Justice, Charlie Winston ou Sébastien Tellier, sont passés sur les scènes de Génériq à leurs débuts avant de rencontrer un large succès. Cette année, Das Racist, Barcella, The Toxic Avenger ou encore Medi sont suivis de près par les programmateurs.

Pour l'édition 2010, le groupe Moriarty a réalisé un rêve : jouer dans la chapelle de Romchamp (Haute-Saône), dessinée par l'architecte Le Corbusier.

Ce groupe folk s'était déjà produit en février 2008 à Génériq. « Coup de cœur » des programmateurs, Moriarty gagnait son billet pour figurer à l'affiche des Eurockéennes quelques mois plus tard.

« C'était vraiment super, nous avions joué devant 25.000 personnes, notre plus grosse scène, avant d'enchaîner une tournée internationale », se souviennent la chanteuse de Moriarty, Rosemary, et le guitariste, Arthur.

« Le rendez-vous est de plus en plus reconnu par les professionnels qui viennent voir les jeunes groupes sur scène et faire leur marché pour les grands festivals d'été », constate Christian Allex.

L'assemblée générale du réseau de festivals indépendants De Concert, qui regroupe une vingtaine de festivals d'Europe, de Suisse et du Canada, a d'ailleurs eu lieu pendant le festival.

« Il est unique en son genre en France, de par son système d'organisation coopérative entre les cinq structures culturelles de l'axe métropolitain Rhin-Rhône » que sont La Rodia de Besançon, La Poudrière de Belfort, Le Moloco de Montbéliard, Le Noumatrouff de Mulhouse et La Vapeur de Dijon, affirme Christian Allex.

« Nous faisons le même job à quelques kilomètres de distance et la coopération est vraiment notre marque de fabrique », renchérit Olivier Dieterlen, responsable du Noumatrouff.

Pour Manou Comby, qui dirige la Rodia, le festival s'est « monté sur une logique de réseau » permettant de « rapprocher les publics et les territoires ». Il donner aussi une existence concrète à l'axe Rhin-Rhône.

D'ici un an, la ligne à grande vitesse (LGV) du même nom reliera les principales villes de Bourgogne, de Franche-Comté et d'Alsace.

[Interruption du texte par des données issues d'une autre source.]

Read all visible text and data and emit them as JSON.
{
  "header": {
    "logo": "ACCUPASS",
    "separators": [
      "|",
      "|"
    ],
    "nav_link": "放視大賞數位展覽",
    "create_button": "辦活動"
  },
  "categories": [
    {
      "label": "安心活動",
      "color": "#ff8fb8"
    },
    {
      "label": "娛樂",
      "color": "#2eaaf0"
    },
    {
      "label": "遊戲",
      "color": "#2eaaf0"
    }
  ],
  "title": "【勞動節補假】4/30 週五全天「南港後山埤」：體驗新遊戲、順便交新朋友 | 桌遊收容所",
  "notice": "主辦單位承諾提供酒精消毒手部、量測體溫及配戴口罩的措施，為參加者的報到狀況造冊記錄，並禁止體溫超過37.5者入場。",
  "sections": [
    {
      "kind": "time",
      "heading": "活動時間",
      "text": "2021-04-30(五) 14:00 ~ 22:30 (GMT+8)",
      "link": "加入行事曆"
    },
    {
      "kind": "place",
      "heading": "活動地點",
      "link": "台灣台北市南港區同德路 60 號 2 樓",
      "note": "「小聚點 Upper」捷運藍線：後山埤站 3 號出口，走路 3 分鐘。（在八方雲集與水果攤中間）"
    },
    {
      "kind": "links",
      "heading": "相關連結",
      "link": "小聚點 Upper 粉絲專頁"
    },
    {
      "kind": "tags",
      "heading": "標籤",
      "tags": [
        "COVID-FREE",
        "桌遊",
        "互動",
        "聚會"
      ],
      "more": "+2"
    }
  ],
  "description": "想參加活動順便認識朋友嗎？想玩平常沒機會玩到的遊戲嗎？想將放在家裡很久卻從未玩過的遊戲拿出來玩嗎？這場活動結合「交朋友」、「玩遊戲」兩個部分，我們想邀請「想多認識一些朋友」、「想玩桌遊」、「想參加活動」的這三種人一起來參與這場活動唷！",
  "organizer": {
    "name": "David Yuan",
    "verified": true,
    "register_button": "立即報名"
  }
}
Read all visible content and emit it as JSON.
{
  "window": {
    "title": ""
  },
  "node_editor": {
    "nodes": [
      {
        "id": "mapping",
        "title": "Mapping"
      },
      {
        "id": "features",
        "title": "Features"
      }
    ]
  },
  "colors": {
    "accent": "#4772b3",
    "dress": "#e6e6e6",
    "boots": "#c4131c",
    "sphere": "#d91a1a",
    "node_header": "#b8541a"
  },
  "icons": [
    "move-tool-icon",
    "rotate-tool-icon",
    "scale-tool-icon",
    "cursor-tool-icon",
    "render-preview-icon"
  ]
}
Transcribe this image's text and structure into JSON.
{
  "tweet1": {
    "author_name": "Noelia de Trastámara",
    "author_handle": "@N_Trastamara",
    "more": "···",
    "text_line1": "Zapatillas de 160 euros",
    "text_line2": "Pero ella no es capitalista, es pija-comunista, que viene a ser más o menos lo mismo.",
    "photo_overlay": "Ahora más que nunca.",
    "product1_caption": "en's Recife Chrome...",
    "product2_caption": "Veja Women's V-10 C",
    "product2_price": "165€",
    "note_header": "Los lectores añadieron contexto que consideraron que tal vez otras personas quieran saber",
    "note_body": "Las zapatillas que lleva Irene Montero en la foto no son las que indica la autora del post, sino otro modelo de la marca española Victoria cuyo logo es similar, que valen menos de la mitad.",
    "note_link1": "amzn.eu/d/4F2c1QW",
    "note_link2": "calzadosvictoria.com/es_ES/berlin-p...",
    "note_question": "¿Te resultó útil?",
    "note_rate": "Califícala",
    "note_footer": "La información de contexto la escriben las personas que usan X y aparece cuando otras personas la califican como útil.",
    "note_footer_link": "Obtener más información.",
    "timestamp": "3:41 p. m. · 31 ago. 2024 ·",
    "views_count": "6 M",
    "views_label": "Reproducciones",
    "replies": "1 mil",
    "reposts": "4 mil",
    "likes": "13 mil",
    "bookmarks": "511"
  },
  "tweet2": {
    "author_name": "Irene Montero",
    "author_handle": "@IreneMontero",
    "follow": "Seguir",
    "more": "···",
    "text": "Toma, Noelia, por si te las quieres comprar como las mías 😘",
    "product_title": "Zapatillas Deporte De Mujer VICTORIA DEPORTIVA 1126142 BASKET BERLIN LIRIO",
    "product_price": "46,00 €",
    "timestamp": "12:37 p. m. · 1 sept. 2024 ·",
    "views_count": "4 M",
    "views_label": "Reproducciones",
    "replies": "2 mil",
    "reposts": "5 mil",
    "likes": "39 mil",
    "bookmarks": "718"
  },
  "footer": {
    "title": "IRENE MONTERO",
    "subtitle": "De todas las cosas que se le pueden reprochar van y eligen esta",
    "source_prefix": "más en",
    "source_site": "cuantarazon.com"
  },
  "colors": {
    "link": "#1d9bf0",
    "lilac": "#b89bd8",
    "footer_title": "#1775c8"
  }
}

La SNCF est d'ailleurs partenaire privilégié du festival.

« Au niveau géographique, il n'y a pas d'autre festival en France qui suive aussi précisément une ligne à grande vitesse. Le calendrier aussi est adapté, étant donné que l'ouverture de la LGV est prévue le 11 décembre 2011, au même moment que la prochaine édition du festival », dit Philippe Moritz de la SNCF.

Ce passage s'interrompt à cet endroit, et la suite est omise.